We have recently demonstrated that a deletion of the dopamine D2 receptor gene caused suppression of urinary sodium excretion and salt-sensitive elevation of blood pressure in mice. In order to understand the mechanisms underlying this impaired sodium excretion, we studied renal dopamine production and dopamine-induced sodium excretion in 20- to 30-week-old male D2-receptor knockout (D2KO) mice and age- and sex-matched wildtype (WT) mice. Renal local dopamine synthesis, examined by 24-h urine free dopamine excretion (UDAV), was significantly (p < 0.05) reduced in D2KO mice compared to that in WT mice (D2KO versus WT: 1.06 +/- 0.2 versus 1.5 +/- 0.3 ng/mg creatinine). Such a difference between D2KO and WT mice was also observed after oral administration of 3,4-dihydroxyphenylalanine (L-DOPA), a precursor of dopamine, at 5 mg/kg per day for 24 h.
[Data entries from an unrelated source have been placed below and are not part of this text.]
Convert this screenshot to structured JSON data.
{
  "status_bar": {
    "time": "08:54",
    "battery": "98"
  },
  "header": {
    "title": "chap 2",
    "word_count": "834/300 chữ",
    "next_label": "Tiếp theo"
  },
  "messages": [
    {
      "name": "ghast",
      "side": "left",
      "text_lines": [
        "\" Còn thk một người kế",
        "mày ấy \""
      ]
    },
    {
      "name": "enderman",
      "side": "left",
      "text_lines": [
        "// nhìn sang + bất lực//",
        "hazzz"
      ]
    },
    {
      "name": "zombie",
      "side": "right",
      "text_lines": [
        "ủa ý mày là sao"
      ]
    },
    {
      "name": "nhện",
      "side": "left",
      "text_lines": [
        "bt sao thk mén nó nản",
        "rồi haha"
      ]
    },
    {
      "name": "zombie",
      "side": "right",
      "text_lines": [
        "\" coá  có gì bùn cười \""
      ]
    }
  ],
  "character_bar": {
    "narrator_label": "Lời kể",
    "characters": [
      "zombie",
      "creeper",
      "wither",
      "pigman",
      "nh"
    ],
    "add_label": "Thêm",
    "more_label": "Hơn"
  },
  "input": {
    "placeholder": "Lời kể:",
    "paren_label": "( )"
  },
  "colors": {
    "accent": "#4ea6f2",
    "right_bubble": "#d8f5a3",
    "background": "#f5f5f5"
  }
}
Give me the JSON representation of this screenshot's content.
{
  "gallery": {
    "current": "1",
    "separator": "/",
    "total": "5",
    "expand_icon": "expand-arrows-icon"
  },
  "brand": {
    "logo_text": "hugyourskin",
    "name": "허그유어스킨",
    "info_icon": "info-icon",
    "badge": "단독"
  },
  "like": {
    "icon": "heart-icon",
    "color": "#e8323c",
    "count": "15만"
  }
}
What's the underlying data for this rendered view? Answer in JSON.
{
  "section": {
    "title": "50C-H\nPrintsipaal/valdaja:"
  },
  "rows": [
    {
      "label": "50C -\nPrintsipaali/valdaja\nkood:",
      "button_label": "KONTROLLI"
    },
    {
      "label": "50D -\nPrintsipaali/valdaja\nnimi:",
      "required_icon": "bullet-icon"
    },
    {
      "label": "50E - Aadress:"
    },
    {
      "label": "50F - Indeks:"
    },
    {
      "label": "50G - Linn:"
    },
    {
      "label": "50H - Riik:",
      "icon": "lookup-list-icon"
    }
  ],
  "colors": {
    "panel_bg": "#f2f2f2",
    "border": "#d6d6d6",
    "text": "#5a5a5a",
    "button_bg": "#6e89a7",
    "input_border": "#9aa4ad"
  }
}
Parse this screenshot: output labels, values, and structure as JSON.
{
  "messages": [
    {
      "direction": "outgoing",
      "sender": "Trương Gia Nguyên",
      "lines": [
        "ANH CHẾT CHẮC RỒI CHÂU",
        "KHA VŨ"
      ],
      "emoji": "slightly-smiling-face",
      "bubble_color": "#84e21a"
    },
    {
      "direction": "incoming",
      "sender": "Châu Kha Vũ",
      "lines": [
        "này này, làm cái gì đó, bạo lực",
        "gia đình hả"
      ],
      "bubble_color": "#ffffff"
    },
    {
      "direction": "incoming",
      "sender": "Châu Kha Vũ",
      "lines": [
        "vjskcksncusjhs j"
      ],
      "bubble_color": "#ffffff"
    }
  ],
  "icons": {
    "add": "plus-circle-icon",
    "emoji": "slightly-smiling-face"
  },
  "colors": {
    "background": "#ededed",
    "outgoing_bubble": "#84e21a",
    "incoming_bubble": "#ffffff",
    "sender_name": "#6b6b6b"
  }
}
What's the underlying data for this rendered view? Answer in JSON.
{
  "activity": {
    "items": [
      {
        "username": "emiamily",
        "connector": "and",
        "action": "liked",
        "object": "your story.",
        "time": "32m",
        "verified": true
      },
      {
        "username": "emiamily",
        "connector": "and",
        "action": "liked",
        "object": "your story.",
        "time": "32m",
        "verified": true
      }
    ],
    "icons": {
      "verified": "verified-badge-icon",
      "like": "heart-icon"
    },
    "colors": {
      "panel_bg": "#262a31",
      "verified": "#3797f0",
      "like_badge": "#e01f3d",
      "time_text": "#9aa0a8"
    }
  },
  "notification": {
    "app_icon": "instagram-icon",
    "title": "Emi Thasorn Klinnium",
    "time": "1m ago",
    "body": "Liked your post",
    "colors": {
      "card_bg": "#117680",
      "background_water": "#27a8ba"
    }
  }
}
Furthermore, activity of aromatic 1-amino acid decarboxylase, a dopamine synthetase, was significantly suppressed in D2KO mice. Next, we examined changes in 24-h urine flow (UV) and 24-h sodium excretion (UNaV) during chronic infusion of dopamine at sub-pressor doses (3-4 microg/kg per min, sq.) or a vehicle via an osmotic pump. Urine flow in 24 h and UNaV were significantly (p < 0.05) smaller in D2KO mice infused with vehicle than in WT mice infused with vehicle (UV: 210 +/- 43 versus 650 +/- 163 microl/day; UNaV: 20.6 +/- 13.2 versus 44.4 +/- 21.6 microEq/day). After administration of dopamine, UV and UNaV in D2KO mice were restored to a level similar to that in WT mice. These results indicate that D2-dopamine receptors play a significant role in renal local dopamine synthesis and that a shortage of dopamine was, at least in part, responsible for the suppression of UV and UNaV in D2KO mice. However, we could not conclude from the present study whether renal tubular sodium reabsorption is intact in D2KO mice because the baseline dopamine contents in kidneys of D2KO mice and WT mice may be different.